Wednesday, February 15th, 2006

It’s a restaurant.

It’s a family restaurant.

It serves chicken. To make things more exciting, they added ribs, and a few salads.

It’s a restaurant with a menu so limited it might as well have been FASTFOOD.

I really don’t understand why people go there. The chicken is quite blend, the spices are not spices - they’re just salty. The gravy (chalet sauce) is too tangy for chicken, and the smoky gravy (served with dark meat) tastes like Chinese chicken drink (gai jing) with flour. The meat is consistently overcooked, the ribs way too small, the salads often overly acidic (that’s what happens if youd don’t DRY your greens properly before tossing in dressing, btw) and the coffee dreadful.

Stu loves the place. The question isn’t whether they serve bad food - it’s not bad. It’s just bland. The service is splotchy, sometimes good, sometimes horrible. Yesterday it was on the level that the waitress consistently forgot about spoons, cutlery, and butter.  What’s good about bland? What’s there to like?

Cheesy Chicken Bake (mildly spicy)

Monday, February 13th, 2006

I made this last night. Leftovers are also good in a cold chicken sandwich - just add lettuce. I made this in a roasting pan, but ideally, it should be baked in a lasagna dish. You can add any spices you want in the flour mix. It just has to WORK. That means no cloves.

To tell you the truth, anything that works on a pizza could work in this dish. Just mix whatever you want to add in the pasta sauce - mushrooms, peppers, pineapple, bacon…enchovies. Take your pick.
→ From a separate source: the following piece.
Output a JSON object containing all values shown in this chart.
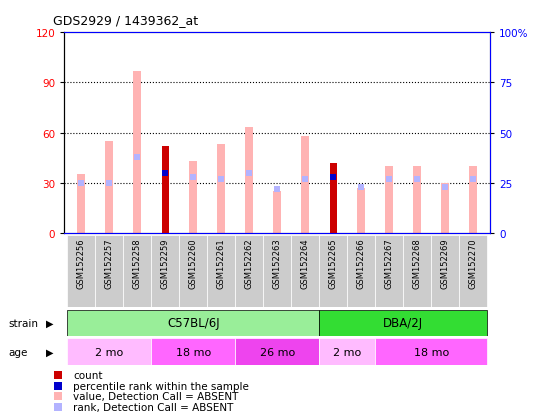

I probably dropped in a near 1/5 of a bottle of tabasco sauce, and it still wasn’t spicy enough.

Ingredients
16 boneless, skinless chicken thighs
1 CUP shredded mozzarella cheese
1 CUP store bought tomato based pasta sauce
1/2 Cup oil (optional: peanut oil)

3 CUPS of flour (optional: whole wheat)
2 TBSP BBQ seasoning powder
1 TBSP salt
1 TBSP dried basil
1 TSP Coriander, marsala powder, paprika, sage, etc. (optional: really, just throw in whatever you like)
1/3 of a tin of Pringles in Sour Cream & Onion flavour, crushed (optional)
Tabasco sauce
2 Eggs and 2 TBSP water

Instructions
Heat the pan on medium, add half the oil. Preheat oven to 400.

Put 1 Cup of flour in the first bowl.  Whip the eggs, water, and tabasco sauce in the 2nd bowl. Combine 2 Cups of flour, all dried spices, and the chips, in the 3rd bowl.

Dip chicken, 1 piece at a time, in bowl 1, 2, then 3. Try to keep one hand dry, one hand wet to prevent clumping.

Fry chicken on both sides, until the flour mixture is set, but the chicken is NOT cooked through. You’re only frying it to keep the flour ON the chicken. Change the oil halfway through.

If using a roasting pan, line with tin foil. If using a ceramic baking dish, just dump the chicken in. Put 8 pieces along the bottom, layer with 1/2 cup of pasta sauce, then sprinkle with 1/2 the cheese. Repeat with a second layer. Put a lid on, and bake for 25 minutes. After 25 minutes, open the lid and let it bake for another 10 minutes while the cheese browns a bit.

Feeds 8. Serve with brown rice and salad.

The dinosaur

Saturday, February 11th, 2006

P1000841And he roars into life.

CollageAnd that, is what I made for the bf for Valentine’s Day. Shh… don’t tell him. I had enough of a hard time hiding the fact that I was making this in our living/dining/kitchen room.